What did the authorities want to get out of Hasuhanov before he died from his injuries? They demanded that he lead them to Maskhadov. [3] Aslan Maskhadov was the leader of the Chechen resistance forces in the current Chechen war. In 1997 he was elected president of the Chechen Republic of Ichkeria, his legitimacy recognized both by the Kremlin and by the Organization for Security and Cooperation in Europe, which sent observers to the elections. In 1999, however, Putin declared Maskhadov to be de facto deposed. Maskhadov responded by heading up the resistance to the occupation of Chechnya by federal troops. He remained on Russia’s most-wanted list and was assassinated in March 2005. Islam Hasuhanov is married to Maskhadov’s niece. He was renowned in Russia as a submarine officer, having served on one of the navy’s elite missile cruisers. On completing his service contract, he was honorably discharged and worked for the Ministry of Defense of Chechnya during the period when Maskhadov was internationally recognized as the legitimate president. The situation did not save Hasuhanov from being sentenced to twelve years in prison—in effect, for working for Maskhadov. As the Supreme Court of the Republic of North Ossetia-Alaniya acknowledged, testimony against Maskhadov was extorted from Hasuhanov during the preliminary investigation by means of barbaric treatment. The record of these court sessions, containing the admission that torture had been used, was subsequently passed to Amnesty International, which continues to work on the case.

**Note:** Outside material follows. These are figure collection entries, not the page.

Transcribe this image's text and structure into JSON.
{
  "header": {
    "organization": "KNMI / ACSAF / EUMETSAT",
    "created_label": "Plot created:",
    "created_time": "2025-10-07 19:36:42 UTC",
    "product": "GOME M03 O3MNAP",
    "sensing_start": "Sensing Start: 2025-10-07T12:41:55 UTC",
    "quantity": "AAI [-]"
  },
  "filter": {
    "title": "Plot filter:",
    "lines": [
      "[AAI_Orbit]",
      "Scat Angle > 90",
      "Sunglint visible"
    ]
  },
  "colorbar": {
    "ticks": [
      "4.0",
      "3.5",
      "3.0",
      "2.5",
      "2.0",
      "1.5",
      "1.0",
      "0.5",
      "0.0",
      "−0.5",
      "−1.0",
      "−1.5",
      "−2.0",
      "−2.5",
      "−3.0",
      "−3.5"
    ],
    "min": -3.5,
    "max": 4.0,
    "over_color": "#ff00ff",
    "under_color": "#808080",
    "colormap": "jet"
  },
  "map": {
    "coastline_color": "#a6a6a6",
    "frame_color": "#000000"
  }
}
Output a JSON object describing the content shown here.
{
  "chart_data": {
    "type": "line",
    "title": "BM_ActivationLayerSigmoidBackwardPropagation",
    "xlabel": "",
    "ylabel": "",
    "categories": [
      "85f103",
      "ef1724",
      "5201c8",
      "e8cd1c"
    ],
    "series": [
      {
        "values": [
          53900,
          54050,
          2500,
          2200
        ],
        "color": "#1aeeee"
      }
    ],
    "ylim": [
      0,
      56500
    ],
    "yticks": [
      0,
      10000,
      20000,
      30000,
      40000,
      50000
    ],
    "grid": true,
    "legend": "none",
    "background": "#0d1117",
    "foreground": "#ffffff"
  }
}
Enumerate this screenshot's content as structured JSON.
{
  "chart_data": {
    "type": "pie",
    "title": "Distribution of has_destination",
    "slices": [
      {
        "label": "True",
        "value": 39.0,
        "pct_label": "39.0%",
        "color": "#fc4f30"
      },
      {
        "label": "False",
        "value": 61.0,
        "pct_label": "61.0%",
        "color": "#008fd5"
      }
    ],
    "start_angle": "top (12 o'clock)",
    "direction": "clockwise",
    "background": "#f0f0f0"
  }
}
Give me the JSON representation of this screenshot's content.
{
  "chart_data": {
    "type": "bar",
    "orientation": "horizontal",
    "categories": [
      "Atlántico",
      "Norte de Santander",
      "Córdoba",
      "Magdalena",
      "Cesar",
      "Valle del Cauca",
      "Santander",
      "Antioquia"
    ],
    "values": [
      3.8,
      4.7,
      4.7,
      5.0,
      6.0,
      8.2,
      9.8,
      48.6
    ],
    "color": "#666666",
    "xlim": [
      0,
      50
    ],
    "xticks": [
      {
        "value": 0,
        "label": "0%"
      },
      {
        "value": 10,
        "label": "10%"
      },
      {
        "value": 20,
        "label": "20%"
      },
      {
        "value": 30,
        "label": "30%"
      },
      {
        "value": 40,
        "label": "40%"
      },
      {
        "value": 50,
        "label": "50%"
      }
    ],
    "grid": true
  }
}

After that he could die. The trouble was, Hasuhanov didn’t take them to Maskhadov, and with the robust good health of a submarine officer, he didn’t die, either.
On April 30 it was decided to formalize the case against him. He was dragged off (the public prosecutor of Chechnya at the time was Alexander Nikitin) to a temporary interrogation unit in another Chechen district center, Znamenskaya. This village was blasted from the face of the earth by a female suicide bomber on May 12, 2003. Afterward there was general satisfaction in Chechnya, where most people felt that justice had been done at last. How many people had been tortured there and were secretly buried in the area?
When Hasuhanov arrived in Znamenskaya, he looked like death. His body resembled a sack, but he was breathing. The torture continued under the supervision of Lieutenant Colonel Anatoly Cherepnev, deputy head of the investigative section of the directorate of the FSB for Chechnya. Cherepnev was to be the main investigator in the Hasuhanov case, deciding on the level of torture and directing the process to obtain the required evidence.